Reports from war zones often note the obscene victimization of women, who are frequently raped, tortured, beaten, and pressed into sexual servitude. Yet this reign of terror against women not only occurs during exceptional moments of social collapse, but during peacetime too. As this powerful book argues, violence against women should be understood as a systemic problem—one for which the state must be held accountable.
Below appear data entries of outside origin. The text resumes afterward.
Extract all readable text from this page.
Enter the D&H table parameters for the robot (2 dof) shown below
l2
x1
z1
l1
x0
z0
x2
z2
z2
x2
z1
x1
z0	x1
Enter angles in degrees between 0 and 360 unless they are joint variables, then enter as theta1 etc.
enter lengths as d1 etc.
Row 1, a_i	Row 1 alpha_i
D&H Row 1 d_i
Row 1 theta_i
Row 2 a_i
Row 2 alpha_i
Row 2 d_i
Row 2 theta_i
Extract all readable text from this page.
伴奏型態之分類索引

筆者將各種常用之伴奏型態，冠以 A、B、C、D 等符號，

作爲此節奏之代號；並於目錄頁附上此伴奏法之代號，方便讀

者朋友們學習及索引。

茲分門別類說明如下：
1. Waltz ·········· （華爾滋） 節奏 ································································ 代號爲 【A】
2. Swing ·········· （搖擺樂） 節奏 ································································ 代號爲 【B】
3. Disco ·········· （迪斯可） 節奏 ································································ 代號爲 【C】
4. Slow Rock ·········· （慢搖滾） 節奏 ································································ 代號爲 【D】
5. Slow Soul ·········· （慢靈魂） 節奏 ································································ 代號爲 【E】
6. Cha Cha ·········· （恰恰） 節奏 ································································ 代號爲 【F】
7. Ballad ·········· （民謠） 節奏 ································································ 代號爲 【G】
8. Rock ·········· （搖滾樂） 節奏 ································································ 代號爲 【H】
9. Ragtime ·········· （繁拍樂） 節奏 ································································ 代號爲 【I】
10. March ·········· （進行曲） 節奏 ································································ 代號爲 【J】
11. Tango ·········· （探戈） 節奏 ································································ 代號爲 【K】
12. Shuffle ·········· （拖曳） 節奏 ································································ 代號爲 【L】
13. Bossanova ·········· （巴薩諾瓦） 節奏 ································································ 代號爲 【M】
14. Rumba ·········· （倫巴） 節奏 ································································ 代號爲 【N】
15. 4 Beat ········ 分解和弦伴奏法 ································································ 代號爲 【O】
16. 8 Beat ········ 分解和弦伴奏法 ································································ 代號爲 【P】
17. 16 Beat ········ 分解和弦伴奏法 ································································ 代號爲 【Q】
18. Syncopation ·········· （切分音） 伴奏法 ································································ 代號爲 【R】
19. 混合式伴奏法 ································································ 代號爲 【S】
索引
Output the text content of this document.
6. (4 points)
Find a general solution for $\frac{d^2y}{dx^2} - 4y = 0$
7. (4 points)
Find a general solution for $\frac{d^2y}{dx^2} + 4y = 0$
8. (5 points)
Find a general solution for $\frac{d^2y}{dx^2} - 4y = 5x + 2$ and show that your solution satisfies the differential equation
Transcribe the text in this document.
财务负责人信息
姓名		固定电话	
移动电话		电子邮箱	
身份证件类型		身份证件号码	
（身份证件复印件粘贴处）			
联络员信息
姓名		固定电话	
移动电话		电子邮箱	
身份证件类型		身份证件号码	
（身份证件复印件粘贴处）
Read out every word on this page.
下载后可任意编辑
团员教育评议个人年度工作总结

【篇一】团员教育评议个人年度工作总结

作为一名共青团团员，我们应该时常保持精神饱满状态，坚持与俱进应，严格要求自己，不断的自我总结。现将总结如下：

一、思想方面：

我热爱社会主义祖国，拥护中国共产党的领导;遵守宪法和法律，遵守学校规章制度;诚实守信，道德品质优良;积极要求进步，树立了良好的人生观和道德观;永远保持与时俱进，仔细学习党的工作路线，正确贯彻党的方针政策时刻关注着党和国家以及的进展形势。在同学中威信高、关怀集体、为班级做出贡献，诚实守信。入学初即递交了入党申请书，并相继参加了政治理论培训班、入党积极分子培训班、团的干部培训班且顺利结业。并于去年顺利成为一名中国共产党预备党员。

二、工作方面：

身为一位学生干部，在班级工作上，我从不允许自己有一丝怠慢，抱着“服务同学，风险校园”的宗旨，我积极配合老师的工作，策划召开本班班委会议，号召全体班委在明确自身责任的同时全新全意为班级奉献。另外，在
The twelve essays in Gender Violence in Peace and War present a continuum of cases where the state enables violence against women—from state-sponsored torture to lax prosecution of sexual assault. Some contributors uncover buried histories of state violence against women throughout the twentieth century, in locations as diverse as Ireland, Indonesia, and Guatemala. Others spotlight ongoing struggles to define the state’s role in preventing gendered violence, from domestic abuse policies in the Russian Federation to anti-trafficking laws in the United States. Bringing together cutting-edge research from political science, history, gender studies, anthropology, and legal studies, this collection offers a comparative analysis of how the state facilitates, legitimates, and perpetuates gender violence worldwide. The contributors also offer vital insights into how states might adequately protect women’s rights in peacetime, as well as how to intervene when a state declares war on its female citizens.

Making the Revolution

Making the Revolution
Author: Kevin A. Young
Publsiher: Cambridge University Press
Total Pages: 321
Release: 2019-07-11
Genre: History
ISBN: 9781108423991

Download Making the Revolution Book in PDF, Epub and Kindle

Offers new insights into both the successes and the limitations of Latin America's left in the twentieth century.